Setting up a Bitcoin Miner
At the Black Hat 2014 conference in Las Vegas, Rob Ragan and Oscar Salazar, penetration testers from Bishop Fox, demonstrated a technique for cloud-based bitcoin mining that cost them exactly…nothing. At this moment, one bitcoin is worth $576.57. With a hefty exchange rate like that, bitcoin mining without the need to devote massive computing resources could be quite lucrative.
It's not precisely a legitimate activity, but then, the job of a penetration tester is to hack systems in order to patch them. Ragan noted that the experiment did "violate the hell out of some terms of service." To gain access to the necessary processing power, they had to generate a huge number of unique email addresses and sign up for tons of free trial accounts. Having done so, they managed to build a fully functional bitcoin-mining botnet. According to Ragan, "This botnet doesn't get flagged as malware, blocked by web filters, or get taken over. This is the stuff of nightmares!"
Digging the Details
"We are penetration testers, " said Ragan. "We've been working on this project for the last year. We showed that we definitely can build a botnet from freely available cloud services. We asked the question, is insufficient anti-automation an overlooked risk? Should it be considered a top ten vulnerability?"

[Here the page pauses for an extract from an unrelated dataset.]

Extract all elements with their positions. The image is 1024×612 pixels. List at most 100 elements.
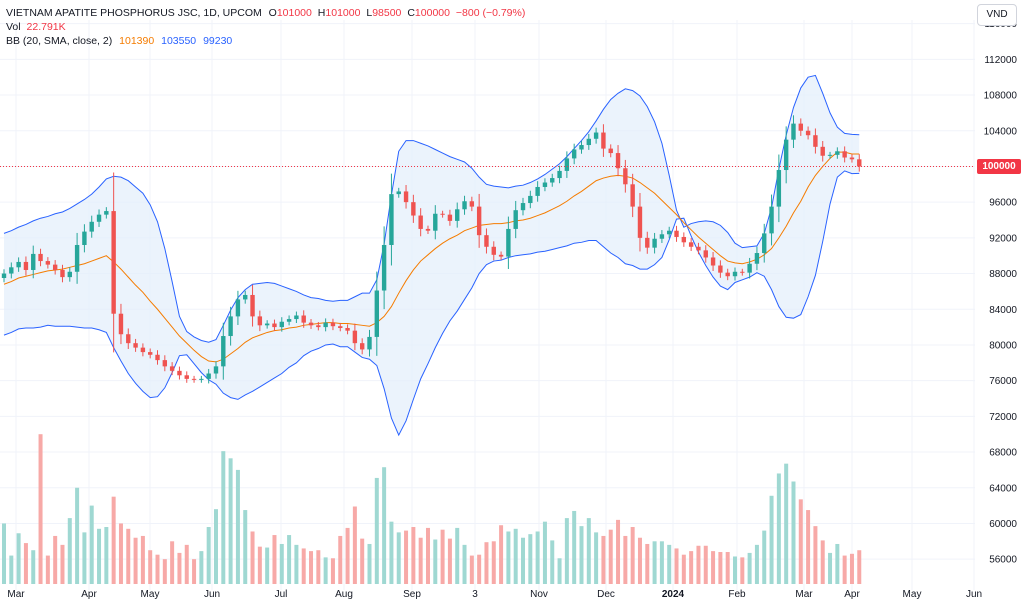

"These cloud based services do many different things, " said Salazar, "but the purpose is to let developers get something up and running immediately." "It cuts out all the legwork and lets you build an application as quickly as possible, " added Ragan. "Platform as a service is a commodity that's in high demand. But if it's making the life of a developer easier, wouldn't it also make things easier for a malicious attacker? That's exactly what we explored."
Unlimited Email Addresses
We've all had the experience of registering for a website or service and being told the registration would be finalized when we clicked on an email link. Our doughty researchers needed a way to completely automate this process.
The session explained in detail exactly how they managed to create unlimited email accounts with realistic usernames and a wide variety of different domains. The next step was to set up automatic response for those accounts, so that they could respond to any "Click this link to confirm" email. It worked! At this point, they had a system to create unlimited unique emails with no human interaction. And they stored all the details using a free trial of cloud-based MongoDB. Yes, attendees will be able to get all the code that was used in this experiment.
"At this point we can do things like DDoS, crypto-currency mining, data storage, and more, " said Ragan. "As penetration testers, having a distributed botnet under our control was the goal." Having a tame botnet to launch white-hat DDoS tests against willing clients was definitely valuable.
They experimented with just what's possible when you have email addresses for an unlimited number of "friends." Many online storage systems give you additional gigabytes for successfully referring friends. Some cap the total amount you can gain this way, others don't. "We got a terabyte for free on one service, " said Ragan, "which is more than you can even pay for."
At its peak, the experimental LiteCoin-mining botnet was generating about 25 cents per day per account. With 1, 000 active accounts, that's $250 per day. "We didn't want to be malicious, just to show how it's done, " said Ragan, "so we stopped. But we've heard of people making a lot of money in a short time. We did leave a couple accounts running for several weeks, just to see if they'd be detected. They weren't"
During the course of the experiment, a number of services revised their verification systems to defeat automatic creation of accounts. One even stated the reason was a proliferation of botnets.